One heavy night puts a drinker at risk of accidents, unsafe sex and a nasty hangover the next day.
Overtime, excessive alcohol consumption can damage organs and weaken the immune system.
It has also been linked to a range of conditions, including liver disease, high blood pressure, breast cancer and infertility to name a few.
Men and women are both advised to have no more than 14 units of alcohol a week.
While it comes down to the size of the glass and strength of the tipple, this equates to around six glasses of wine, six pints of beer and 14 glasses of spirits.
Overall, the NHS data shows alcohol-related admissions made up 2% of hospitalisations in 2018/19, the same as the year before.
Men comprised nearly two-thirds (62%) of cases, while 40% were aged between 45 and 64.
These figures are based on incidences where an “alcohol-related disease, injury or condition was the primary reason for a hospital admission or there was an alcohol-related external cause”.
When looking more broadly at other conditions indirectly caused by alcohol, excessive drinking made up 1.3 million admissions in 2018/19 - 7% of all hospitalisations.
This is an 8% increase on 2017/18.
In better news, alcohol-related deaths declined by 2%.
In those that did occur, more than three quarters (77%) of the deceased were aged 40-to-69.
The middle-aged were found to be the most likely to drink too much, with 38% of men and 19% of women aged 55-to-64 “usually” consuming more than 14 units a week.
“Historically one of the biggest barriers to comprehensive alcohol strategies has been a reluctance to put people above profits,” Laura Bunt, acting CEO of the UK charity Addaction, said.

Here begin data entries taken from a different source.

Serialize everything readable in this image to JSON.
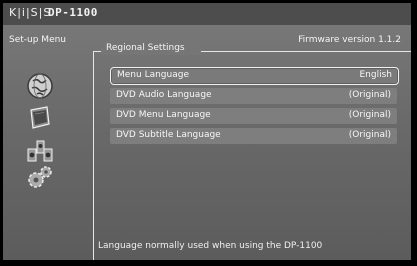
{
  "header": {
    "brand": "K|i|S|S",
    "model": "DP-1100"
  },
  "sidebar": {
    "title": "Set-up Menu",
    "icons": [
      "globe-icon",
      "display-icon",
      "speakers-icon",
      "gears-icon"
    ]
  },
  "panel": {
    "group_title": "Regional Settings",
    "firmware_version": "Firmware version 1.1.2",
    "items": [
      {
        "label": "Menu Language",
        "value": "English",
        "selected": true
      },
      {
        "label": "DVD Audio Language",
        "value": "(Original)",
        "selected": false
      },
      {
        "label": "DVD Menu Language",
        "value": "(Original)",
        "selected": false
      },
      {
        "label": "DVD Subtitle Language",
        "value": "(Original)",
        "selected": false
      }
    ],
    "help_text": "Language normally used when using the DP-1100"
  }
}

“While there needs to be a national strategy, we can see from these statistics the group most at risk are older adults.
“We've learnt from our services that as people age, big life events such as divorce, bereavement, financial issues or even retirement can leave people feeling isolated and unable to cope.
“What’s more, harmful alcohol use among older adults is often a hidden problem, with many drinking at home alone instead of out and socialising.
“Any alcohol strategy needs to recognise the specific needs of this group and tackle the reasons why someone might be drinking more instead of just the drinking itself.”